2. Perspektif Humanistis
Menekankan pada kapasitas murid untuk mengembangkan kepribadian, kebebasan untuk memilih nasib mereka dan peka terhadap orang lain. Berkaitan erat dengan pandangan Abraham Maslow bahwa kebutuhan dasar tertentu harus dipuaskan dahulu sebelum memuaskan kebutuhan yang lebih tinggi. Kebutuhan tertinggi dan sulit dalam hierarki Maslow diberi perhatian khusus yaitu aktualisasi diri.
3. Perspektif Kognitif
Pemikiran murid akan memandu motivasi mereka, juga menekankan arti penting dari penentuan tujuan, perencanaan dan monitoring kemajuan menuju suatu tujuan.

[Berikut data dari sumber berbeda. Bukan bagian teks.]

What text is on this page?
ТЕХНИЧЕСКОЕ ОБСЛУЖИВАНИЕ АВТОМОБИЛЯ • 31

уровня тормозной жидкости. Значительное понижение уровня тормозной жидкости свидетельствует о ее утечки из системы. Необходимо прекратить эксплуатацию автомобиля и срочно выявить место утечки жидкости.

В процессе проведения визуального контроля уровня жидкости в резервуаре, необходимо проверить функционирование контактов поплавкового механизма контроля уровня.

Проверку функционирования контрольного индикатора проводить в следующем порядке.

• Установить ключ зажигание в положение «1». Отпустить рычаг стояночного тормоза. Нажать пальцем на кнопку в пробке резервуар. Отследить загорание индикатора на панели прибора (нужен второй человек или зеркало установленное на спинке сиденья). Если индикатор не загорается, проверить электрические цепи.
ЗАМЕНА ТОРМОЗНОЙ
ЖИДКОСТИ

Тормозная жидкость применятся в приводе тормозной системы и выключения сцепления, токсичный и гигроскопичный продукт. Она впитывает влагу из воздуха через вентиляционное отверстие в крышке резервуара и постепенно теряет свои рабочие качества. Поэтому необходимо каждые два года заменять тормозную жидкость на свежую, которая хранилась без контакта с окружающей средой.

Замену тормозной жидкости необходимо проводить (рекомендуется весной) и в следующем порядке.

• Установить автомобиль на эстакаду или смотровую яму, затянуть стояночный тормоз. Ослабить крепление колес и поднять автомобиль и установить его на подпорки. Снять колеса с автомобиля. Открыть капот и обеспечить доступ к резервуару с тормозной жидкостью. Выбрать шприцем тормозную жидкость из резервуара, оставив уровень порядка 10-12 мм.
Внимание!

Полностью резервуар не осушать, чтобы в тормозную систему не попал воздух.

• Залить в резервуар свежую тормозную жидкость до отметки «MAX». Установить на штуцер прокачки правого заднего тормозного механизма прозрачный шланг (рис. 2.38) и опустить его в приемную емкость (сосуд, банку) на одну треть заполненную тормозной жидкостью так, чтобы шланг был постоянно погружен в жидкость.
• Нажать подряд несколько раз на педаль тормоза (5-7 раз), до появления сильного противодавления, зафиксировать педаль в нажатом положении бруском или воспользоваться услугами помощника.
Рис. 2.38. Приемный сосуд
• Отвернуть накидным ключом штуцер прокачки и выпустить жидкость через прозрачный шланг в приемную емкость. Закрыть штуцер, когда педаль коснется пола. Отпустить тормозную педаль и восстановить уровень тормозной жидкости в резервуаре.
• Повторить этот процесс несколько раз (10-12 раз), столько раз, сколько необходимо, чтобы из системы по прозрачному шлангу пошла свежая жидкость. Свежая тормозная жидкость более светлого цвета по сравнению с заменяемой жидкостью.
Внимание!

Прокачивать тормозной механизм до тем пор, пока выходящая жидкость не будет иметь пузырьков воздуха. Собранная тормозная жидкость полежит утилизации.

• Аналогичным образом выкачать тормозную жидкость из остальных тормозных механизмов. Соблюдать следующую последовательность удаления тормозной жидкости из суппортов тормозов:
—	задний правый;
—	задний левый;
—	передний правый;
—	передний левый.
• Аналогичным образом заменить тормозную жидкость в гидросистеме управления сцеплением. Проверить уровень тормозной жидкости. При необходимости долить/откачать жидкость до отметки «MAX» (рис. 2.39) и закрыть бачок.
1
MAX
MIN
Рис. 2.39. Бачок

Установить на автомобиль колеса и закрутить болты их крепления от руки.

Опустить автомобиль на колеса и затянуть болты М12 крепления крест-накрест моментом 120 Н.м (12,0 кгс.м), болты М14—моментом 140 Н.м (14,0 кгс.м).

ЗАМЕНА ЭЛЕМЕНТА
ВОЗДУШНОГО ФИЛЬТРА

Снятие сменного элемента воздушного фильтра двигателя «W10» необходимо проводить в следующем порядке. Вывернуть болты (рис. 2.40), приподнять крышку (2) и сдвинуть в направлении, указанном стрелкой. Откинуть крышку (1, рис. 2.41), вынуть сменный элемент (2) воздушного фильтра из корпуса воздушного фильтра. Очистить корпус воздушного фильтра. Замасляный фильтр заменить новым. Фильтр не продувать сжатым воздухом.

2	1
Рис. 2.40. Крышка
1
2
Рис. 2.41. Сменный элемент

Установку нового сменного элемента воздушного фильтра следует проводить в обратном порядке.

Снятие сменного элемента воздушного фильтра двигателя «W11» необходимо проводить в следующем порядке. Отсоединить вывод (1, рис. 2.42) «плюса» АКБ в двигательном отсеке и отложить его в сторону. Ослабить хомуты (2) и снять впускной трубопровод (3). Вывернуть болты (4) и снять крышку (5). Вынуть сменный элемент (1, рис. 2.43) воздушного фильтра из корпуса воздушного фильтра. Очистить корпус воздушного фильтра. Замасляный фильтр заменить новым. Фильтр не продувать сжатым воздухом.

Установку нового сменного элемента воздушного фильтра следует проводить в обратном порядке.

Jadi perspektif behavioris memandang motivasi murid sebagai konsekuensi dari insentif eksternal, sedangkan perspektif kognitif berpendapat bahwa tekanan eksternal seharusnya tidak dilebih-lebihkan. Perspektif kognitif mengusulkan konsep menurut White (1959) tentang motivasi kompetensi, yakni ide bahwa orang termotivasi untuk menghadapi lingkungan mereka secara efektif, menguasai dunia mereka, dan memproses informasi secara efisien.
4. Perspektif Sosial
Kebutuhan afiliasi adalah motif untuk berhubungan dengan orang lain secara aman. Membutuhkan pembentukan, pemeliharaan, dan pemulihan hubungan personal yang hangat dan akrab. Kebutuhan afiliasi murid tercermin dalam motivasi mereka untuk menghabiskan waktu bersama teman, kawan dekat, keterikatan mereka dengan orang tua, dan keinginan untuk menjalin hubungan positif dengan guru. Murid sekolah yang punya hubungan penuh perhatian dan suportif biasanya memiliki sifat akademik yang positif dan lebih senang bersekolah.
BAB III
PENUTUP
A. Simpulan
Motivasi merupakan keinginan, hasrat motor penggerak dalam diri manusia, motivasi berhubungan dengan faktor psikologi manusia yang mencerminkan antara sikap, kebutuhan, dan kepuasan yang terjadi pada diri manusia sedangkan daya dorong yang diluar diri seseorang ditimbulkan oleh pimpinan. Motivasi mempersoalkan bagaimana cara mengarahkan daya dan potensi bawahan, agar mau bekerjasama secara produktif sehingga dapat mencapai dan mewujudkan tujuan perusahaan yang telah ditentukan. Pentingnya motivasi karena motivasi adalah hal yang menyebabkan, menyalurkan, dan mendukung prilaku manusia supaya mau bekerja sama secara giat sehingga mencapai hasil yang optimal. Suatu Organisasi dapat berkembang dengan baik dan mampu mencapai tujuannya, karena didasari oleh motivasi.
B. Kritik/Saran
Dari pembahasan yang penulis susun, mungkin di dalam makalah ini ada terdapat kesalahan, karena tidak ada suatu hal pun yang sempurna, selain Allah. Maka oleh sebab itu penyusun meminta maaf dan memohon kririk dan sarannya yang bersifat membangun, karena sanagt berguna bagi penyusun untuk perbaikan makalah-makalah selanjutnya. Terimakasih.